El efecto sedante del mar ha quedado reflejado en el arte, la decoración de los hogares e incluso en la elección del lugar para pasar las vacaciones, pues es el entorno preferido por más personas para relajarse. Existen varias razones para ello. Una es el color: el azul ejerce un efecto tranquilizador.
El psicólogo británico Nicholas Humphrey demostró en un experimento con monos ya clásico que estos preferían entrar en un recinto pintado de azul que en otro de tonos rojos. En el primero, se estabilizaba su presión arterial y disminuía su ritmo respiratorio. Humphrey averiguó, además, que los bebés se calman con más facilidad bajo una luz de esa coloración, lo cual sugiere que algunas de estas sensaciones son innatas.

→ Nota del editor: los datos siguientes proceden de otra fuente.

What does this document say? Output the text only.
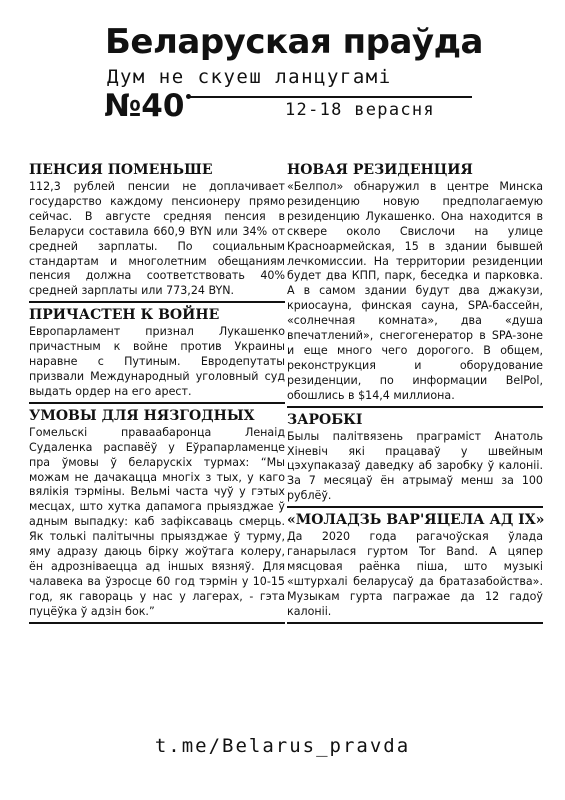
Беларуская праўда
Дум не скуеш ланцугамі
№40	12-18 верасня
ПЕНСИЯ ПОМЕНЬШЕ

112,3 рублей пенсии не доплачивает государство каждому пенсионеру прямо сейчас. В августе средняя пенсия в Беларуси составила 660,9 BYN или 34% от средней зарплаты. По социальным стандартам и многолетним обещаниям пенсия должна соответствовать 40% средней зарплаты или 773,24 BYN.

ПРИЧАСТЕН К ВОЙНЕ

Европарламент признал Лукашенко причастным к войне против Украины наравне с Путиным. Евродепутаты призвали Международный уголовный суд выдать ордер на его арест.

УМОВЫ ДЛЯ НЯЗГОДНЫХ

Гомельскі праваабаронца Ленаід Судаленка распавёў у Еўрапарламенце пра ўмовы ў беларускіх турмах: “Мы можам не дачакацца многіх з тых, у каго вялікія тэрміны. Вельмі часта чуў у гэтых месцах, што хутка дапамога прыязджае ў адным выпадку: каб зафіксаваць смерць. Як толькі палітычны прыязджае ў турму, яму адразу даюць бірку жоўтага колеру, ён адрозніваецца ад іншых вязняў. Для чалавека ва ўзросце 60 год тэрмін у 10-15 год, як гавораць у нас у лагерах, - гэта пуцёўка ў адзін бок.”

НОВАЯ РЕЗИДЕНЦИЯ

«Белпол» обнаружил в центре Минска резиденцию новую предполагаемую резиденцию Лукашенко. Она находится в сквере около Свислочи на улице Красноармейская, 15 в здании бывшей лечкомиссии. На территории резиденции будет два КПП, парк, беседка и парковка. А в самом здании будут два джакузи, криосауна, финская сауна, SPA-бассейн, «солнечная комната», два «душа впечатлений», снегогенератор в SPA-зоне и еще много чего дорогого. В общем, реконструкция и оборудование резиденции, по информации BelPol, обошлись в $14,4 миллиона.

ЗАРОБКІ

Былы палітвязень праграміст Анатоль Хіневіч які працаваў у швейным цэхупаказаў даведку аб заробку ў калоніі. За 7 месяцаў ён атрымаў менш за 100 рублёў.

«МОЛАДЗЬ ВАР'ЯЦЕЛА АД IX»

Да 2020 года рагачоўская ўлада ганарылася гуртом Tor Band. А цяпер мясцовая раёнка піша, што музыкі «штурхалі беларусаў да братазабойства». Музыкам гурта пагражае да 12 гадоў калоніі.

t.me/Belarus_pravda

La neurocientífica Shelley Batts, de la Universidad de Stanford, sugiere, por su parte, que el sonido de las olas se acompasa con nuestra respiración, lo que contribuye en gran medida a relajarnos, y el psicólogo Philippe Goldin, de la Universidad de California en Davis, nos recuerda una interesante relación: el océano, el líquido amniótico y el cerebro tienen, en esencia, una composición similar.
Esta predisposición también explicaría por qué nos quedamos como atontados ante la parsimoniosa danza de los peces que nadan en una pecera o un acuario. Investigadores británicos de las universidades de Plymouth y Exeter y el National Marine Aquarium han comprobado que contemplar este espectáculo también es bueno para la salud: ralentiza el ritmo cardiaco, reduce la tensión arterial y mejora el estado de ánimo.